C’era una volta lui, che aveva sempre avuto un cuore, ma non lo sapeva. Non riuscivo a capire dove si trovasse, non era al suo posto, incastrato nel petto, ma nemmeno nei suoi occhi, spesso chiusi. Diceva a me e a Chiara che ciò che comunemente chiamiamo “cuore” in realtà è solamente “mente”. E secondo la sua mente non esiste nulla di più meccanico del cuore. Pulsa sempre. Pulsa solamente. Diceva che il suo bisogno era quello di trovare una ragione per sorridere, perché ad essere sempre triste ti escono le rughe. E mentre lo diceva rideva. Aveva il terrore di invecchiare e di perdere la felicità che tanto cercava ancor prima di trovarla.

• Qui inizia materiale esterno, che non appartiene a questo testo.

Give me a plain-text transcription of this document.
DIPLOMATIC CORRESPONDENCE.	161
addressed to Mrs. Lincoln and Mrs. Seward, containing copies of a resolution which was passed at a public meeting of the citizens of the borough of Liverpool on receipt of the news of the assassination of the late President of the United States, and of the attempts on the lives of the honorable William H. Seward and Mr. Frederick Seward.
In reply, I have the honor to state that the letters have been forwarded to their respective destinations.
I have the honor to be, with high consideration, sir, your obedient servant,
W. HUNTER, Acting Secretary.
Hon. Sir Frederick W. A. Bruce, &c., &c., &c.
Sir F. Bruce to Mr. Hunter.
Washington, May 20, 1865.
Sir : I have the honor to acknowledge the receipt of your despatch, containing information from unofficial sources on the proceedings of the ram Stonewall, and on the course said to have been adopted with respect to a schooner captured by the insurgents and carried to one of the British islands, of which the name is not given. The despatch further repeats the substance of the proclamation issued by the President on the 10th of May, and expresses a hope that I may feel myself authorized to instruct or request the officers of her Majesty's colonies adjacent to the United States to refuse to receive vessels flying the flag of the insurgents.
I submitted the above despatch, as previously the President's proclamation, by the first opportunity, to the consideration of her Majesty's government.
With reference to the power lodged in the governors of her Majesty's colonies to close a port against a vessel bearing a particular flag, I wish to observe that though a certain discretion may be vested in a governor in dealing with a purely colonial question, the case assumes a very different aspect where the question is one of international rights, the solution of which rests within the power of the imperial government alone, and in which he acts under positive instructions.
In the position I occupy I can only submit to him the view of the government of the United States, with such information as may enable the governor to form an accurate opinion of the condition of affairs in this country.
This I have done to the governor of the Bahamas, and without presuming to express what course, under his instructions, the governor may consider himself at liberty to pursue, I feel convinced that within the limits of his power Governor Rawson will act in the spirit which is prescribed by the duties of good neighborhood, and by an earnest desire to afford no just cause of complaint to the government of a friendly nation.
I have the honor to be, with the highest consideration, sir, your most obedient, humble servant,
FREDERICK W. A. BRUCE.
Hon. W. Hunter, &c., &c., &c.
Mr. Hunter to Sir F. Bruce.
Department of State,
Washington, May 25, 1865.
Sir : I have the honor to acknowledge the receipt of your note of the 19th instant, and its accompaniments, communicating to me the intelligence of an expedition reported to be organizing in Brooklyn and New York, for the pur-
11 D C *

Il nostro bisogno era cercare sempre posti nuovi dove frugare, rubare, senza perderci mai. Tra le onde, nei palazzi abbandonati, nelle nostre stesse tasche, nel mio cuore, nella sua mente.

Io e lui ci siamo regalati un sogno, ci siamo salvati la vita. Senza saperlo. Non abbiamo mai saputo di essere arrivati al punto più bello. Quel momento in cui ti mimetizzi ma vieni sempre trovato. Quel momento in cui inizi a sbocciare, ma il tuo periodo di fioritura è breve e tu sei delicato e fragile. Come un anemone. Allora ti aggrappi a quel tuo cuore o a quella tua mente e te lo dici, lo urli, lo gridi davvero: ce la puoi fare.